Protein content of common foods
| Food | Protein |
|---|---|
| Chicken breast (100 g) | 31 g |
| Tuna (100 g) | 26 g |
| Egg (1) | 6 g |
| Skyr (100 g) | 10 g |
| Cooked lentils (100 g) | 9 g |
| Firm tofu (100 g) | 14 g |
Guidelines for healthy adults. Kidney disease, pregnancy or any condition: needs change — ask a doctor or dietitian before increasing your intake.
Frequently asked questions
Where do the g/kg ranges come from?
The 0.8 g/kg figure is the reference intake (WHO, dietary guidelines) for a sedentary adult — the minimum to avoid muscle loss. The athletic ranges (1.4–2.2 g/kg) come from the positions of the International Society of Sports Nutrition and the American College of Sports Medicine.

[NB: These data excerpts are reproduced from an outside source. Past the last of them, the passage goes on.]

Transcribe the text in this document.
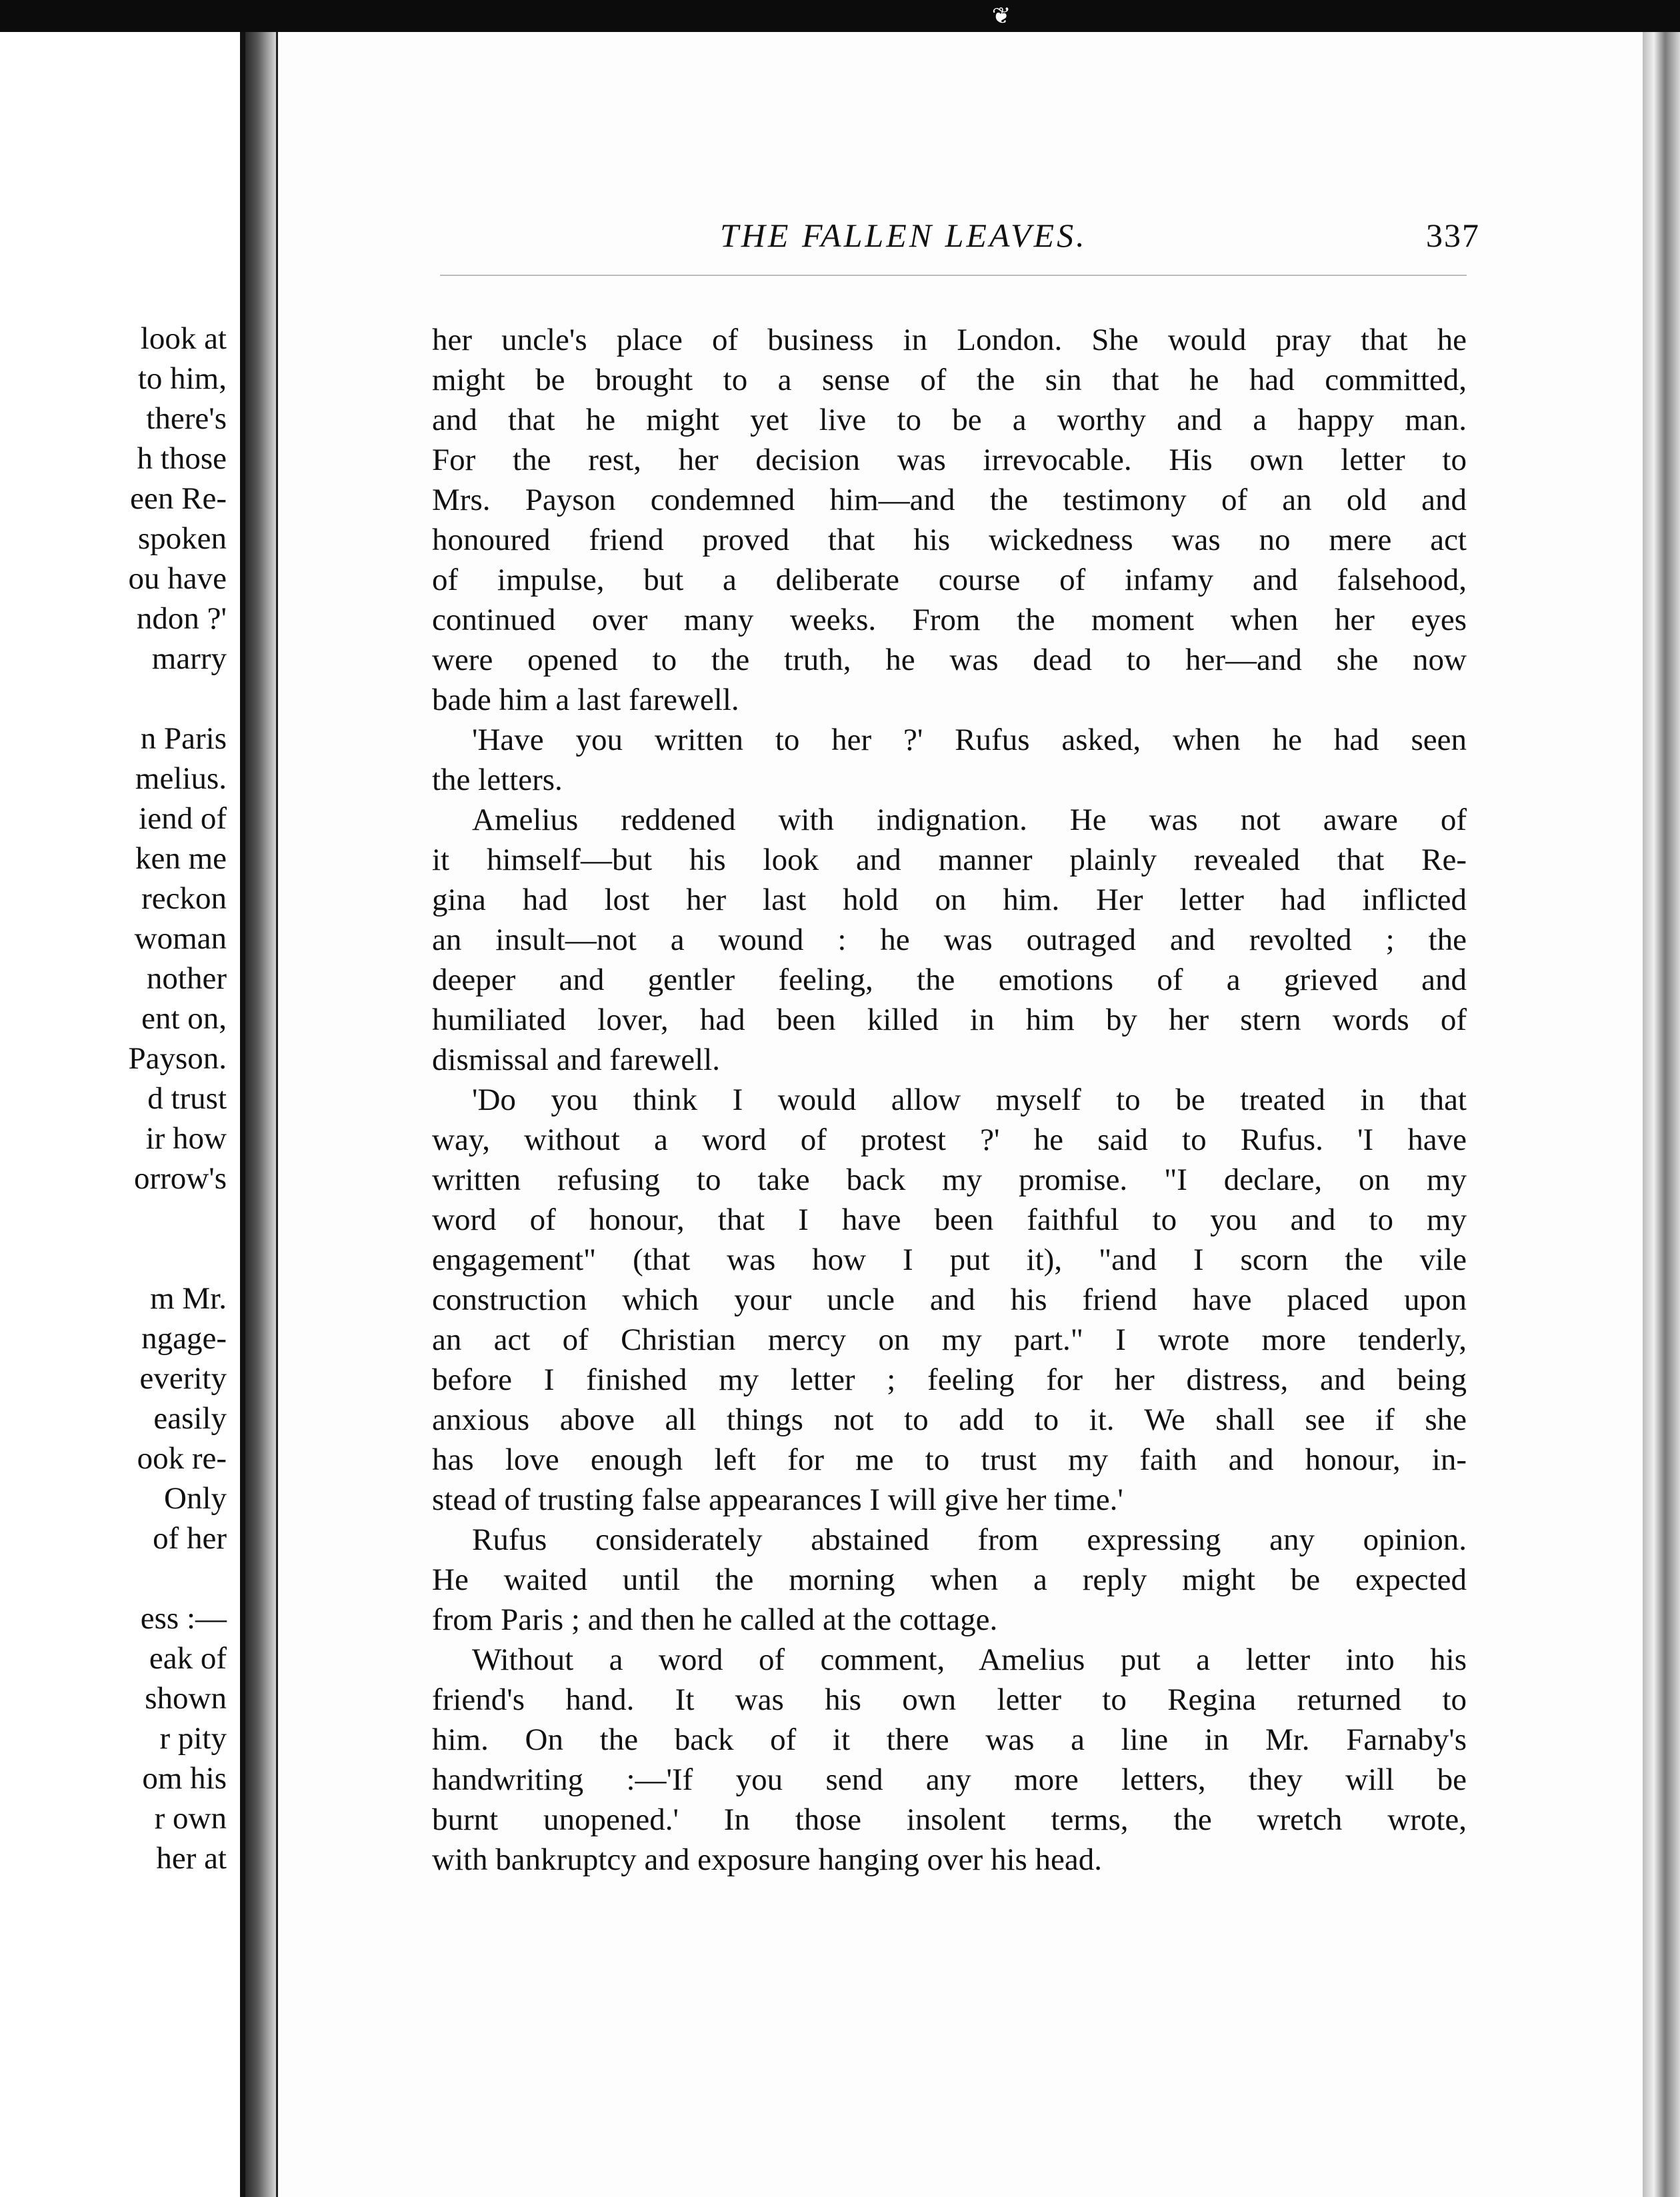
❦
look at
to him,
there's
h those
een Re-
spoken
ou have
ndon ?'
marry
n Paris
melius.
iend of
ken me
reckon
woman
nother
ent on,
Payson.
d trust
ir how
orrow's
m Mr.
ngage-
everity
easily
ook re-
Only
of her
ess :—
eak of
shown
r pity
om his
r own
her at
THE FALLEN LEAVES.	337
her uncle's place of business in London. She would pray that he
might be brought to a sense of the sin that he had committed,
and that he might yet live to be a worthy and a happy man.
For the rest, her decision was irrevocable. His own letter to
Mrs. Payson condemned him—and the testimony of an old and
honoured friend proved that his wickedness was no mere act
of impulse, but a deliberate course of infamy and falsehood,
continued over many weeks. From the moment when her eyes
were opened to the truth, he was dead to her—and she now
bade him a last farewell.
'Have you written to her ?' Rufus asked, when he had seen
the letters.
Amelius reddened with indignation. He was not aware of
it himself—but his look and manner plainly revealed that Re-
gina had lost her last hold on him. Her letter had inflicted
an insult—not a wound : he was outraged and revolted ; the
deeper and gentler feeling, the emotions of a grieved and
humiliated lover, had been killed in him by her stern words of
dismissal and farewell.
'Do you think I would allow myself to be treated in that
way, without a word of protest ?' he said to Rufus. 'I have
written refusing to take back my promise. "I declare, on my
word of honour, that I have been faithful to you and to my
engagement" (that was how I put it), "and I scorn the vile
construction which your uncle and his friend have placed upon
an act of Christian mercy on my part." I wrote more tenderly,
before I finished my letter ; feeling for her distress, and being
anxious above all things not to add to it. We shall see if she
has love enough left for me to trust my faith and honour, in-
stead of trusting false appearances I will give her time.'
Rufus considerately abstained from expressing any opinion.
He waited until the morning when a reply might be expected
from Paris ; and then he called at the cottage.
Without a word of comment, Amelius put a letter into his
friend's hand. It was his own letter to Regina returned to
him. On the back of it there was a line in Mr. Farnaby's
handwriting :—'If you send any more letters, they will be
burnt unopened.' In those insolent terms, the wretch wrote,
with bankruptcy and exposure hanging over his head.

Does more protein mean more muscle?
No: beyond roughly 2.2 g/kg, the surplus is oxidised or stored, not turned into muscle. Muscle building depends first on training and total calories; protein is only the raw material.
Should protein be spread across the day?
Yes, it is more effective: muscle protein synthesis is optimally stimulated by 20 to 40 g of protein per meal, every 3-4 hours. Hence the tool’s “per meal” figure — 3 servings beat one giant evening intake.
Plant protein: do I need to eat more of it?
Slightly: its digestibility and amino acid profile are a bit lower (except soy). Count roughly +10-20% if your diet is fully plant-based, and vary sources (legumes + grains) to complete the amino acids.